In the recent years, in order to cope with the increase of volume and variety of the grid resources, the WLCG monitoring had started to evolve towards data analytics technologies such as ElasticSearch, Hadoop and Spark. Therefore, at the end of 2015, it was agreed to merge these WLCG monitoring services, resources and technologies with the internal CERN IT data centres monitoring services also based on the same solutions.
The overall mandate was to migrate, in concertation with representatives of the users of the LHC experiments, the WLCG monitoring to the same technologies used for the IT monitoring. It started by merging the two small IT and WLCG monitoring teams, in order to join forces to review, rethink and optimize the IT and WLCG monitoring and dashboards within a single common architecture, using the same technologies and workflows used by the CERN IT monitoring services.
This work, in early 2016, resulted in the definition and the development of a Unified Monitoring Architecture aiming at satisfying the requirements to collect, transport, store, search, process and visualize both IT and WLCG monitoring data. The newly-developed architecture, relying on state-of-the-art open source technologies and on open data formats, will provide solutions for visualization and reporting that can be extended or modified directly by the users according to their needs and their role.
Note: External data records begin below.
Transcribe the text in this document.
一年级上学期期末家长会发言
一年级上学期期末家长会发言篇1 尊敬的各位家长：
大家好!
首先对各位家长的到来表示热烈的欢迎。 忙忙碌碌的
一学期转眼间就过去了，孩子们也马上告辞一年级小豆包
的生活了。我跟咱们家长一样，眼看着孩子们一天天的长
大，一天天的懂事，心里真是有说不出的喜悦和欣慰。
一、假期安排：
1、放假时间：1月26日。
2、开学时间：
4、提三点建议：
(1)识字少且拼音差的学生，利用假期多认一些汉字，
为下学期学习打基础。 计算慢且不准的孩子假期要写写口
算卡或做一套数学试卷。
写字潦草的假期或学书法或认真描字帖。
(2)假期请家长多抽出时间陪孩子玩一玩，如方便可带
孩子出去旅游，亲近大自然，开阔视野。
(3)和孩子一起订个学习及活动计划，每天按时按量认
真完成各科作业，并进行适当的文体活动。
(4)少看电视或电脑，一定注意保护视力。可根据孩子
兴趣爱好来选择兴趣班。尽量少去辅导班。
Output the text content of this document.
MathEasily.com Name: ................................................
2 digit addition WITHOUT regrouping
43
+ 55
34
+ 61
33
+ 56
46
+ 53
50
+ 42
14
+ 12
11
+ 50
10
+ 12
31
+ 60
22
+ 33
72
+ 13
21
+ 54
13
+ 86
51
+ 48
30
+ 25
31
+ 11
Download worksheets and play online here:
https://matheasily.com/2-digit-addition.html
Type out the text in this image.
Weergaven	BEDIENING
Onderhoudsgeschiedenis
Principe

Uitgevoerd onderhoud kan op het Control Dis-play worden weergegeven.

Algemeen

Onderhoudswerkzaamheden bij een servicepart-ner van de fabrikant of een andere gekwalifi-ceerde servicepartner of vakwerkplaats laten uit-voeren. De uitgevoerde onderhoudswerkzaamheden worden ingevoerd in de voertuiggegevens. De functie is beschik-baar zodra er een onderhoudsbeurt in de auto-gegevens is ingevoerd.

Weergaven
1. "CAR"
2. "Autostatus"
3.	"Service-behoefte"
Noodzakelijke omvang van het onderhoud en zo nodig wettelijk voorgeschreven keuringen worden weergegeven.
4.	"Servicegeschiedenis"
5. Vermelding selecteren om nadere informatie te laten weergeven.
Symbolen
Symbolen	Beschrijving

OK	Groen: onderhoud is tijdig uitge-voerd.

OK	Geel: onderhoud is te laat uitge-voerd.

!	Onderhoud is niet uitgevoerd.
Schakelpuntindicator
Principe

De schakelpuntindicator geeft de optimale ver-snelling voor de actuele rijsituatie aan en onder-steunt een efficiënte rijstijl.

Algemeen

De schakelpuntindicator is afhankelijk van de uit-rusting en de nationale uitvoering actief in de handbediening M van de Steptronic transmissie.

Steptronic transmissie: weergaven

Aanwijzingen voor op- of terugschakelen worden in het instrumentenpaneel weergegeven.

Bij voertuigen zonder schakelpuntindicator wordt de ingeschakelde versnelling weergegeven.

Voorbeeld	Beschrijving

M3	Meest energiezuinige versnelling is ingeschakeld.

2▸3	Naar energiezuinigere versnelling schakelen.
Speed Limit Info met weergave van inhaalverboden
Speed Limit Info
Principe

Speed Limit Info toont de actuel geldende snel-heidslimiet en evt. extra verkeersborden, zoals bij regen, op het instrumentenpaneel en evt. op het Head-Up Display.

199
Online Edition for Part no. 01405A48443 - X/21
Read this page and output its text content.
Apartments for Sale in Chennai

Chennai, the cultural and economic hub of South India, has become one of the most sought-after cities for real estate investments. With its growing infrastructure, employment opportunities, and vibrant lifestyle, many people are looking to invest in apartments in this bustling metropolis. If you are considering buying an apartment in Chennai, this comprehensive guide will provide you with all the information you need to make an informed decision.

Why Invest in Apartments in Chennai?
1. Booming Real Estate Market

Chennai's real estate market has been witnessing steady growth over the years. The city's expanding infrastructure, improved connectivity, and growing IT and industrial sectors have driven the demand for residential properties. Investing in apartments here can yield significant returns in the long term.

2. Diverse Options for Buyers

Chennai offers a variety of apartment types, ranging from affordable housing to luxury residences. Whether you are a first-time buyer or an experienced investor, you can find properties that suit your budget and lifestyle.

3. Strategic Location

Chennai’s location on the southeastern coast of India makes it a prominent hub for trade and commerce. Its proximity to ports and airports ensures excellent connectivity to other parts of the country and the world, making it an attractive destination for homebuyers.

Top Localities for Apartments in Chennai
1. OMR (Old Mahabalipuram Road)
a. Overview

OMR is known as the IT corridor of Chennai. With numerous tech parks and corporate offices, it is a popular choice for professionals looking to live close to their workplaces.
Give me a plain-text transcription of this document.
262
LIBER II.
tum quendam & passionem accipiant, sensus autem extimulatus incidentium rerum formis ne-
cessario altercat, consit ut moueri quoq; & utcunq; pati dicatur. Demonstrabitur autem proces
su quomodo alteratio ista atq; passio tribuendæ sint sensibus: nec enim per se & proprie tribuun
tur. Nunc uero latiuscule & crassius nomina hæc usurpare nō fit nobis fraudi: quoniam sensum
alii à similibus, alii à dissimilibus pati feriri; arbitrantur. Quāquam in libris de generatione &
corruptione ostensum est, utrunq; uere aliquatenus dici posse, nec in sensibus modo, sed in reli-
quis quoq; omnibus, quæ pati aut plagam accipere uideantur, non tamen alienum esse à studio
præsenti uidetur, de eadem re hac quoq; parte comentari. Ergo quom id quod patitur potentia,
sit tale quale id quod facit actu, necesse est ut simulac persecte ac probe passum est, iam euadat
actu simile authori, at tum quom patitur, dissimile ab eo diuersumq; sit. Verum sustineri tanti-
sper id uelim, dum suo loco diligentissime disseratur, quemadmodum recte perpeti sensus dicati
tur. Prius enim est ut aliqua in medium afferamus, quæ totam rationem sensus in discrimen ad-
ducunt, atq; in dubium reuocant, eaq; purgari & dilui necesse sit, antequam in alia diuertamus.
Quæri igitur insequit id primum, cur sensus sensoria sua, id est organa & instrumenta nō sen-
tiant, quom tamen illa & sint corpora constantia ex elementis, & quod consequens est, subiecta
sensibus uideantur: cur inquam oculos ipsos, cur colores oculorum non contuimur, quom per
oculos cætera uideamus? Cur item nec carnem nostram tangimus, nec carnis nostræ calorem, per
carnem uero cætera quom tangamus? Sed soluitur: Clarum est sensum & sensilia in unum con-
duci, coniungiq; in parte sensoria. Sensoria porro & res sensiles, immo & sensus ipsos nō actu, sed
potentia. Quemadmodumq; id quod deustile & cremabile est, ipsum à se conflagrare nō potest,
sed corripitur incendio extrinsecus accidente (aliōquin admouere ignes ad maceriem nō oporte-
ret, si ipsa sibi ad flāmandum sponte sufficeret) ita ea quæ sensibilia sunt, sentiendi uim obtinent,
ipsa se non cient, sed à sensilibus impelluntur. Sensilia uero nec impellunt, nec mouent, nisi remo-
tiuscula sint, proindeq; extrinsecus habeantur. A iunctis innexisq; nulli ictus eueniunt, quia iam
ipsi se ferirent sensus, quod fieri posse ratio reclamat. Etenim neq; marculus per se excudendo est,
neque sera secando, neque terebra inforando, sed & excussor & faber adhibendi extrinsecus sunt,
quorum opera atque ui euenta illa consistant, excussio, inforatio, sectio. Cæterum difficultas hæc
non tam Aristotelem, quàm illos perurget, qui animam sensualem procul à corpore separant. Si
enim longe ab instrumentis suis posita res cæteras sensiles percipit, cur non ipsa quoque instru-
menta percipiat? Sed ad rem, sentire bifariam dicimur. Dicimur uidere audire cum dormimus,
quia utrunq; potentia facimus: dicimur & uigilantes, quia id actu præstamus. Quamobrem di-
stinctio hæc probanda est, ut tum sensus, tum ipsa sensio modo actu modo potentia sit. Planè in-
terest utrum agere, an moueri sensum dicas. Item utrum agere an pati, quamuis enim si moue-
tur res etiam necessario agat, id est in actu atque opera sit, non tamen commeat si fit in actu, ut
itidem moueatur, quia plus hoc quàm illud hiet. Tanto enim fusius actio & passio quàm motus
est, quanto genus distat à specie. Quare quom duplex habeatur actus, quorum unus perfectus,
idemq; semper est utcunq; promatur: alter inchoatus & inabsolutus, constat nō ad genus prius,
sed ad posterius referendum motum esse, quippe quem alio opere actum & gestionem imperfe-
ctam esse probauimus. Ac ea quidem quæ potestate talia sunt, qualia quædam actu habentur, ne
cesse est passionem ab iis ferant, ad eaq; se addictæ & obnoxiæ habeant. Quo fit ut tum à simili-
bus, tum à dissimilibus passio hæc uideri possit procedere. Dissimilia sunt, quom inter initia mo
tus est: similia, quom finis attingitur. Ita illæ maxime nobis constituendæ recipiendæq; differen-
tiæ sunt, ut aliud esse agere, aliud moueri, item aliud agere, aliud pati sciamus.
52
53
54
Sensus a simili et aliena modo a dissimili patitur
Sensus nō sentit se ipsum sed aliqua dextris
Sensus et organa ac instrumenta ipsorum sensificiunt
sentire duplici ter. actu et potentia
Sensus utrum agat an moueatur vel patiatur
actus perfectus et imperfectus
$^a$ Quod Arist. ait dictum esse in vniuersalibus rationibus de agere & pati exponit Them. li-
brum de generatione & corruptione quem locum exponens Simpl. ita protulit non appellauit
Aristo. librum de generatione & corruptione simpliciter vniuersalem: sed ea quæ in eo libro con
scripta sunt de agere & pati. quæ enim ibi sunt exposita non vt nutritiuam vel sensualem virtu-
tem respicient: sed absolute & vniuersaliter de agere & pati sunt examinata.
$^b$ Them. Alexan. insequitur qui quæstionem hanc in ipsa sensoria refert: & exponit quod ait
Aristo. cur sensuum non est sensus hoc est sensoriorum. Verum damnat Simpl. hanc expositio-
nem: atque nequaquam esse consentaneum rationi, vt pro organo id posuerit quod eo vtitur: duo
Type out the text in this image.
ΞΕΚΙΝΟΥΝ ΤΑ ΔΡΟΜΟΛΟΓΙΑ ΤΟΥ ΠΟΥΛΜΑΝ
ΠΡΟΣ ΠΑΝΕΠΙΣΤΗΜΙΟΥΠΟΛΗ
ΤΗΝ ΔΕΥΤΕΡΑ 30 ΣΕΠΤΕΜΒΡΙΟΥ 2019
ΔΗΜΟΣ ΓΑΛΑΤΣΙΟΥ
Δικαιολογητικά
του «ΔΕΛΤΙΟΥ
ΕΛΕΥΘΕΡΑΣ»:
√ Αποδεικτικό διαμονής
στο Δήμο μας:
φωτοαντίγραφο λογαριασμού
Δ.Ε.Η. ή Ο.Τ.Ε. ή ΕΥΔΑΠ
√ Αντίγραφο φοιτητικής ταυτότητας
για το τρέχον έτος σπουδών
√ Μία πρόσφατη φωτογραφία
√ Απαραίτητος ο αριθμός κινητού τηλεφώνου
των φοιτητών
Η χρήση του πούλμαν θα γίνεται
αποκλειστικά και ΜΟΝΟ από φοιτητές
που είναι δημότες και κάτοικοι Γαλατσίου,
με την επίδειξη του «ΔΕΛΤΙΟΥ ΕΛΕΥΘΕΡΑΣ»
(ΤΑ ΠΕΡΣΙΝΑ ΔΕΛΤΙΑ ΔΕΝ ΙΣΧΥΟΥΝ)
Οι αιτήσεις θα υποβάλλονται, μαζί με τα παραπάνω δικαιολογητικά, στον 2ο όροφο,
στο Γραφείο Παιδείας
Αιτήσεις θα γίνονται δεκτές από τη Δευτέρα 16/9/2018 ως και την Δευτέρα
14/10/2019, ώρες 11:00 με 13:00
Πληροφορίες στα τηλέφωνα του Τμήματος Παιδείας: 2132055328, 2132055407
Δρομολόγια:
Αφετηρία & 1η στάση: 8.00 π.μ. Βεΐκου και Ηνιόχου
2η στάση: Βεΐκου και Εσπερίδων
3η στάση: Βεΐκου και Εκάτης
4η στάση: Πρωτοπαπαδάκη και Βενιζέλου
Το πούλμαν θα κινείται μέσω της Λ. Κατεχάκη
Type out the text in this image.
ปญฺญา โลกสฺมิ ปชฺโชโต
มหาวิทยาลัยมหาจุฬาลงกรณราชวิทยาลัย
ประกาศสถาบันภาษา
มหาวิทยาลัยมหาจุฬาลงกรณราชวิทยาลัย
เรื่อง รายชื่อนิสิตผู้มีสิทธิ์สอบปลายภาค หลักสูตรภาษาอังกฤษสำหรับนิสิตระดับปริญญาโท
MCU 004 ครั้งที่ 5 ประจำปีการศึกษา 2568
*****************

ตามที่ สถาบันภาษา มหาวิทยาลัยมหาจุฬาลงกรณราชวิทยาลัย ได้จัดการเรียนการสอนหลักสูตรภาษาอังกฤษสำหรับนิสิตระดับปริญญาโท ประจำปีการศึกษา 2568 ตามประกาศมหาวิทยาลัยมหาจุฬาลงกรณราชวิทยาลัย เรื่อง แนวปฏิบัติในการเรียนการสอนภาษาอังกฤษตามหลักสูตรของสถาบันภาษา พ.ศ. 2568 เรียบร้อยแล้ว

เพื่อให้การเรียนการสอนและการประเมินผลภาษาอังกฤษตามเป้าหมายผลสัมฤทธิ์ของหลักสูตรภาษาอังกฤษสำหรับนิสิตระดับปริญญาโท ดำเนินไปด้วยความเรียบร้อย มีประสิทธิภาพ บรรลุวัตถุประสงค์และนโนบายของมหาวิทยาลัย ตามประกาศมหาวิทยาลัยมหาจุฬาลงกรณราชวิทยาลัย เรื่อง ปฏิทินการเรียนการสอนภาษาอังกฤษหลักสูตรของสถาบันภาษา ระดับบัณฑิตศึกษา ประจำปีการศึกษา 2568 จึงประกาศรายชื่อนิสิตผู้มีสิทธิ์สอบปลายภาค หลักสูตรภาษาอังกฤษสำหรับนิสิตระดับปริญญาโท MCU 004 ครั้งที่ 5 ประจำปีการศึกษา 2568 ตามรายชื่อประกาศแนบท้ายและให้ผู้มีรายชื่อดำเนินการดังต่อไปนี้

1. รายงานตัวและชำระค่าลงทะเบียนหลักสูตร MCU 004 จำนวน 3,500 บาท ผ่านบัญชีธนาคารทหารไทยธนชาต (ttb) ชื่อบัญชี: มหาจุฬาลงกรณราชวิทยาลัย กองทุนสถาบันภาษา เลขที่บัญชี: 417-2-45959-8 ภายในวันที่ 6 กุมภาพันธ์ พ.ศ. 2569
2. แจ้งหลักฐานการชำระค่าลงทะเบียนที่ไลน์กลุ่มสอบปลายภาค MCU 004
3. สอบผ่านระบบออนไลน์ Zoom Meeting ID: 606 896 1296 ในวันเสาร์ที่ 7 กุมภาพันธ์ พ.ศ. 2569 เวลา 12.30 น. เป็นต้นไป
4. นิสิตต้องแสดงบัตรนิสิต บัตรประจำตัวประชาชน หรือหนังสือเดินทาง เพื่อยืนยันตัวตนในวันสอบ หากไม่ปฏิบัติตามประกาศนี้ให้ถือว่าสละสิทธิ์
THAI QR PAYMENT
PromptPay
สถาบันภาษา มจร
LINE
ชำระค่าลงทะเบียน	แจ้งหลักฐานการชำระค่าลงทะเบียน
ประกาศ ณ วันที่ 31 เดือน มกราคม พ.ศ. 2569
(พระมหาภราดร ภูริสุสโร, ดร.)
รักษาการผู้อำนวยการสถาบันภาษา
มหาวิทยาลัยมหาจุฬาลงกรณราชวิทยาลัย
For instance it will be possible to create new dashboards for the shifters and new reports for the managers, or implement additional notifications and new data aggregations directly by the service managers, with the help of the monitoring support team but without any specific modification or development in the monitoring service.
This contribution provides an overview of the Unified Monitoring Architecture, currently based on technologies such as Flume, ElasticSearch, Hadoop, Spark, Kibana and Zeppelin, with insight and details on the lessons learned, and explaining the work done to monitor both the CERN IT data centres and the WLCG job, data transfers and sites and services.